La Cause Des Maladies Auto-Immunes Comme La Polyarthrite Rhumatoïde Pourrait Être Dans Votre Réfrigérateur

Vous voulez des articulations saines? Peut-être mettre vers le bas un verre de lait.

Une étude de L’Université du Centre de la Floride suggère qu’une bactérie facilement acquise par la consommation de produits laitiers, de boeuf, ou de produire cultivé dans le fumier de vache peut déclencher le développement de l’arthrite rhumatoïde (AR) chez ceux qui sont génétiquement prédisposés à la maladie.

Environ 1,3 million d’adultes aux États-Unis et 400 000 au Royaume-Uni souffrent de douleurs, de difformités articulaires progressives et de dommages aux organes associés à la PR.

La recherche était fondée sur des résultats antérieurs indiquant que des irrégularités dans deux gènes apparentés appelés PTPN2/22 augmentent le risque de maladies auto-immunes, la maladie de Crohn, le diabète de Type 1 (T1D) et la PR. Ces conditions chroniques surviennent lorsque les cellules défensives du corps attaquent par erreur ses propres tissus en raison de signaux génétiques et environnementaux inconnus.

“Si des mutations se produisent dans ces gènes, la protéine PTPN2/22 ne fonctionnera pas correctement, conduisant ainsi à un système immunitaire hyperactif qui conduit à des troubles auto-immuns”, a déclaré L’auteur principal Robert C. Sharp à L’IFLScience.

Récemment, le Dr Saleh Naser, chef d’équipe, a découvert un lien entre les bactéries en question., Mycobacterium avium la paratuberculose Il semble que la présence de MAP puisse agir comme un “on switch” pour les PTPN2/22 anormaux chez ces patients, envoyant leur reconnaissance cellulaire et leurs systèmes de signalisation inflammatoires dans une surmultiplication et provoquant l’émergence de symptômes.
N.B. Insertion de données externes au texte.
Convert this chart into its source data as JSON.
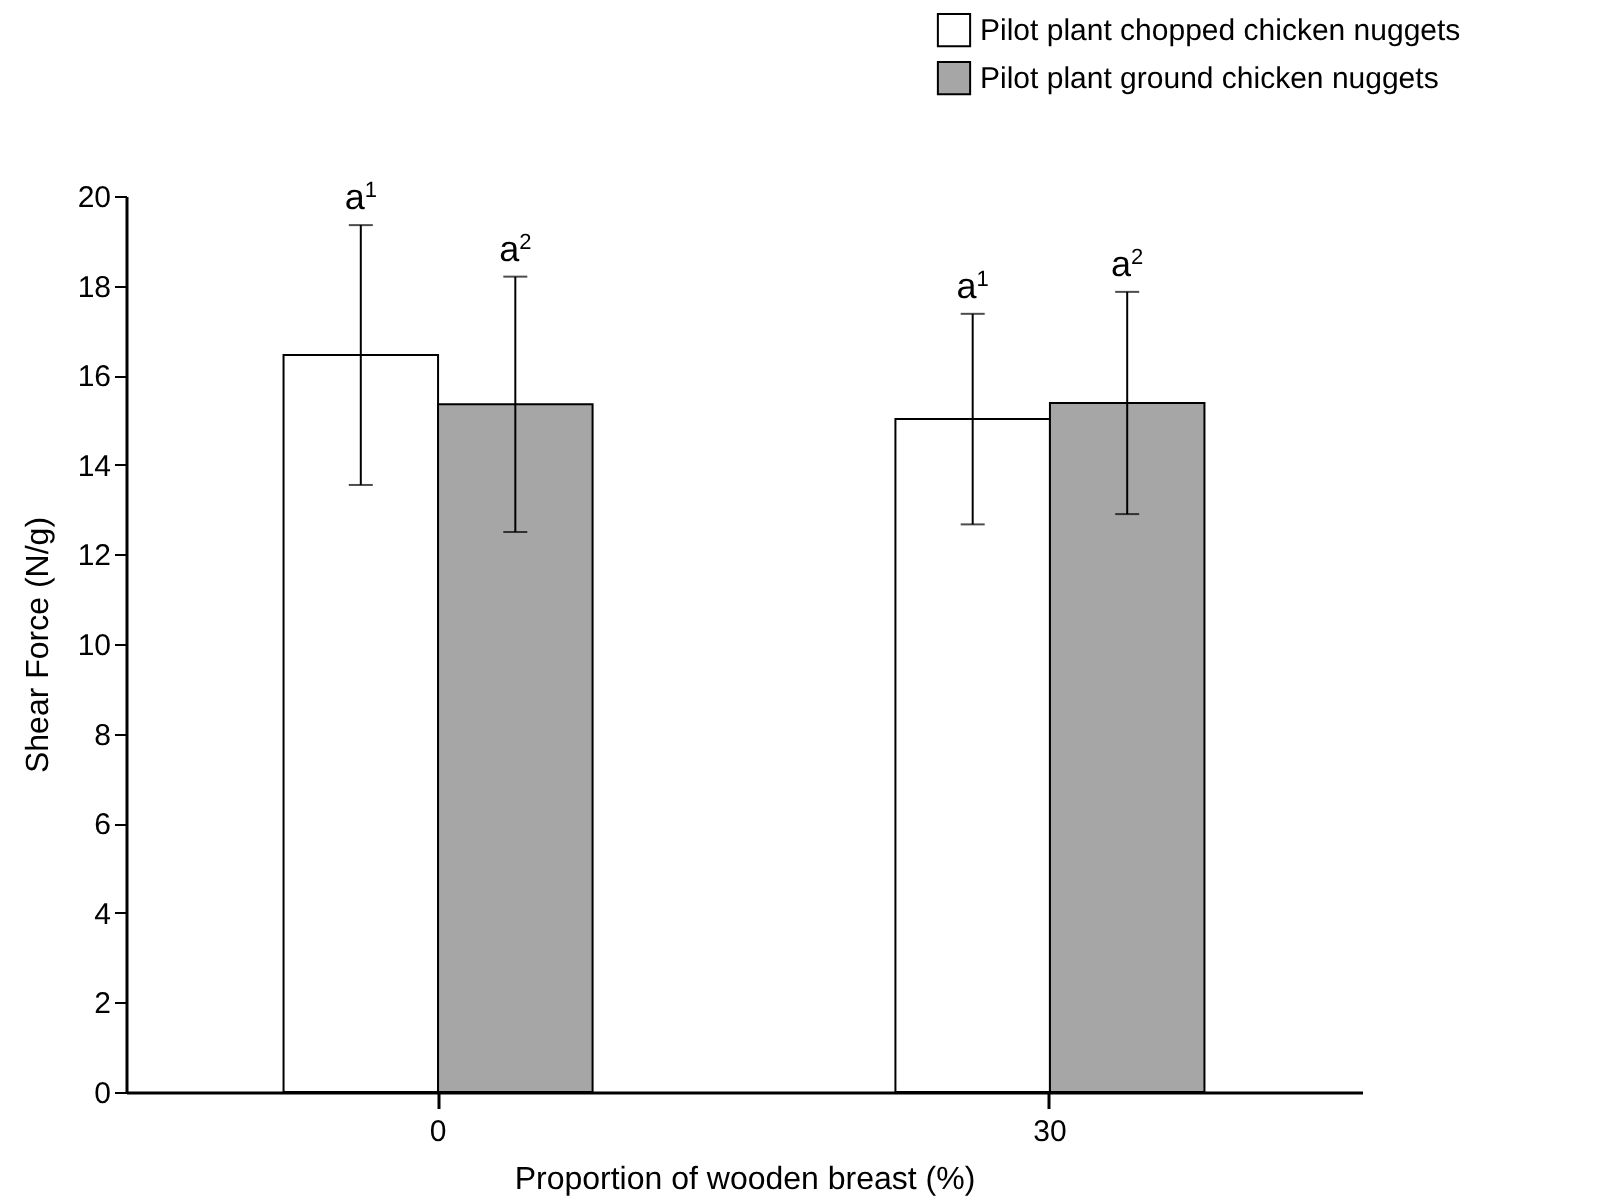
{
  "chart_data": {
    "type": "bar",
    "xlabel": "Proportion of wooden breast (%)",
    "ylabel": "Shear Force (N/g)",
    "categories": [
      "0",
      "30"
    ],
    "series": [
      {
        "name": "Pilot plant chopped chicken nuggets",
        "color": "#ffffff",
        "values": [
          16.45,
          15.02
        ],
        "errors": [
          2.9,
          2.35
        ]
      },
      {
        "name": "Pilot plant ground chicken nuggets",
        "color": "#a6a6a6",
        "values": [
          15.35,
          15.38
        ],
        "errors": [
          2.85,
          2.48
        ]
      }
    ],
    "ylim": [
      0,
      20
    ],
    "yticks": [
      0,
      2,
      4,
      6,
      8,
      10,
      12,
      14,
      16,
      18,
      20
    ],
    "annotations": [
      "a$^{1}$",
      "a$^{2}$",
      "a$^{1}$",
      "a$^{2}$"
    ],
    "grid": false,
    "legend": "top right"
  }
}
Sachant que la PR est également affectée par les gènes PTPN2/22, Naser et ses co-auteurs ont émis l’hypothèse que la MAP joue également un rôle dans cette maladie mystérieuse.
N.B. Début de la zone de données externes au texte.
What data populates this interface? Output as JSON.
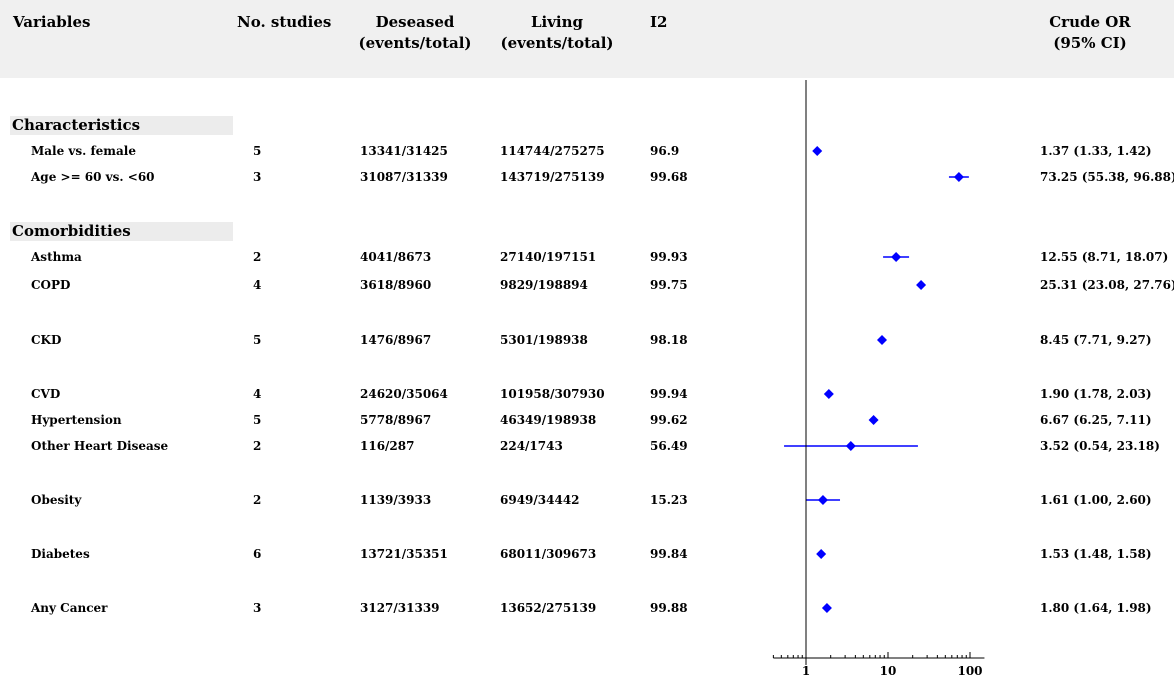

“À notre connaissance, il s’agit de la première étude conçue pour élucider la cause moléculaire de l’inflammation dans la PR en association avec des déclencheurs environnementaux tels que MAP”, ont écrit les auteurs dans Frontiers in Cellular and Infection Microbiology.

Ils ont commencé par analyser l’ADN prélevé dans le sang de 70 patients atteints de PR et de 48 volontaires en bonne santé. Des Traces D’ADN MAP ont été détectées chez 34,3% des sujets atteints d’un type quelconque de PR, alors que seulement 8,3% des personnes n’ayant pas d’arthrite rhumatoïde présentaient des signes d’exposition antérieure à la bactérie.

Le séquençage des gènes de risque de chaque sujet a révélé qu’une petite mutation du PTPN2 était présente chez 78,6% des personnes atteintes de PR et chez 60% des personnes non atteintes. De plus, une mutation spécifique au PTPN22 a été détectée dans 28,6% des échantillons de PR comparativement à 6,45% des témoins en bonne santé.

“Nous pensons que les personnes nées avec cette mutation génétique et qui sont ensuite exposées à la PAM en consommant du lait contaminé ou de la viande provenant de bovins infectés courent un plus grand risque de développer une polyarthrite rhumatoïde”, a déclaré Naser dans un communiqué.

Une autre découverte révélatrice a été faite en exposant des lymphocytes T (un type de lymphocyte qui agit comme les videurs du corps pour identifier et éliminer les menaces) dans les échantillons de sang à un purifiée CARTE de protéines. Les cellules de sujets présentant des mutations multiples ont répondu par une frénésie d’activité par rapport aux lymphocytes T de sujets atteints de PR, mais qui ne présentaient pas de PTPN2/22 anormale gène. De plus, les cellules immunitaires des sujets génétiquement anormaux sont restées trop actives, même lorsque la les protéines n’étaient plus présentes. Dans un système immunitaire sain, les cellules sont censés se détendre de haute alerte lorsque la menace perçue est neutralisée, mais les personnes atteintes de maladies auto-immunes sont incapable de le faire.

“Nous ne connaissons pas la cause de la polyarthrite rhumatoïde, alors nous sommes ravis d’avoir trouvé cette association”, a déclaré le Dr Shazia Bég., co-auteur et Rhumatologue, mais il reste encore un long chemin à parcourir. Nous devons découvrir pourquoi la PAM est plus prédominante chez ces patients – si elle est présente parce qu’ils ont la PR, ou si elle a causé la PR chez ces patients. Si nous le découvrons, alors nous pouvons cibler le traitement vers les bactéries MAP.’

Cet article est partagé avec la permission de nos amis de IFL Science.